La manovra non convince. Oggi sciopero del pubblico impiego

La manovra non convince. Oggi sciopero del pubblico impiego
Sciopero (foto di repertorio)

ITALIA & SCIOPERI. Le parole del ministro Passera ieri sera al programma di Fazio su RaiTre, non avevano di certo l’intenzione e la speranza di scongiurare lo sciopero previsto per oggi… Bè così infatti non è stato. Sia perchè lo sciopero era stato fissato e non si smonta per una tentata spiegazione in tv del ministro, sia perchè le parole del ministro non hanno convinto nessuno, nemmeno il conduttore Fazio visibilmente non soddisfatto delle risposte del suo ospite.

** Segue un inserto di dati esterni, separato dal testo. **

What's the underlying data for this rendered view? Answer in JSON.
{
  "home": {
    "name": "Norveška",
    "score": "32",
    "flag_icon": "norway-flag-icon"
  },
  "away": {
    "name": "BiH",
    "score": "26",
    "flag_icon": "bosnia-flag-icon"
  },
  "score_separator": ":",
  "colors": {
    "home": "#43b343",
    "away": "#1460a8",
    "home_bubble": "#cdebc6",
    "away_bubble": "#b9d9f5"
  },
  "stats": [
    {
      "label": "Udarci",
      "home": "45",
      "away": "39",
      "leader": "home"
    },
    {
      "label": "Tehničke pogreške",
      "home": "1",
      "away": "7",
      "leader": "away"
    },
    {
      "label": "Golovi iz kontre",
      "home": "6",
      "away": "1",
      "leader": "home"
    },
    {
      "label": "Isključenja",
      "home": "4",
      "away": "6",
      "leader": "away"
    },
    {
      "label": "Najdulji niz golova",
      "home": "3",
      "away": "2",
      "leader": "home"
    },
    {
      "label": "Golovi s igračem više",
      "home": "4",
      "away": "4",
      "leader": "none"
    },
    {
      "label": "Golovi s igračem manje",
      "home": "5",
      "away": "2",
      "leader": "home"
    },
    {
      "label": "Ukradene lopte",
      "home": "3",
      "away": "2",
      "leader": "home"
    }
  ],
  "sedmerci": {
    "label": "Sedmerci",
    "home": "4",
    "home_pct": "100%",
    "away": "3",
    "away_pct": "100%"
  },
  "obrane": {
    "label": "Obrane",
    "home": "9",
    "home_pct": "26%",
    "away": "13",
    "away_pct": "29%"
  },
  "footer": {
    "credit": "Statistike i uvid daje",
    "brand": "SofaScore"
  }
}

SCIOPERI. Incrociano le braccia i lavoratori pubblici. Tra le tante categorie che in questi giorni manifestano o scioperano contro questa manovra, c’è anche quella – spesso attaccata – dei dipendenti pubblici.
Dalla scuola alla sanità, a rischio i servizi pubblici oggi per lo sciopero nazionale unitario indetto dai sindacati di categoria di Cgil, Cisl e Uil, per chiedere una manovra più equa. Per i lavoratori pubblici lo sciopero sarà di 8 ore mentre per il settore della conoscenza le modalità sono diverse: per la scuola sarà di un’ora (al termine delle lezioni o del servizio) mentre per i lavoratori dell’università, della ricerca e Afam (Alta formazione artistica, musicale e coreutica) sarà per l’intera giornata.

DISAGI. Nel settore medico, dovrebbero essere garantiti i servizi urgenti e di pronto soccorso. Problemi invece ci saranno quasi sicuramente per chi dovrà svolgere pratiche negli uffici pubblici, come l’anagrafe, ma anche per chi dovrà spedire un pacco o una raccomandata. E’ infatti in programma anche lo sciopero unitario dei lavoratori delle Poste italiane per le ultime tre ore di turno. Stessa modalità e stesso giorno anche per i lavoratori dell’energia (elettrici, petrolio, gas-acqua): l’astensione dal lavoro per i dipendenti giornalieri è prevista nelle prime tre ore del mattino, mentre sono esentati dallo sciopero i lavoratori turnisti delle centrali di produzione elettrica, della rete e del dispacciamento, limitatamente alle prestazioni in turno.

PROTESTE. Oltre allo sciopero, sono previsti in tutto il Paese, presidi e manifestazioni a favore di una manovra più equa. I lavoratori del pubblico impiego e della conoscenza scenderanno in piazza dalle ore 9.30 alle ore 12.30. A Roma saranno in Piazza Montecitorio dove si terrà un presidio nazionale, al quale saranno presenti, tra gli altri, i segretari generali di Cgil, Cisl, Uil e Ugl. Al centro della mobilitazione unitaria, la richiesta di modificare il testo della manovra durante l’iter parlamentare.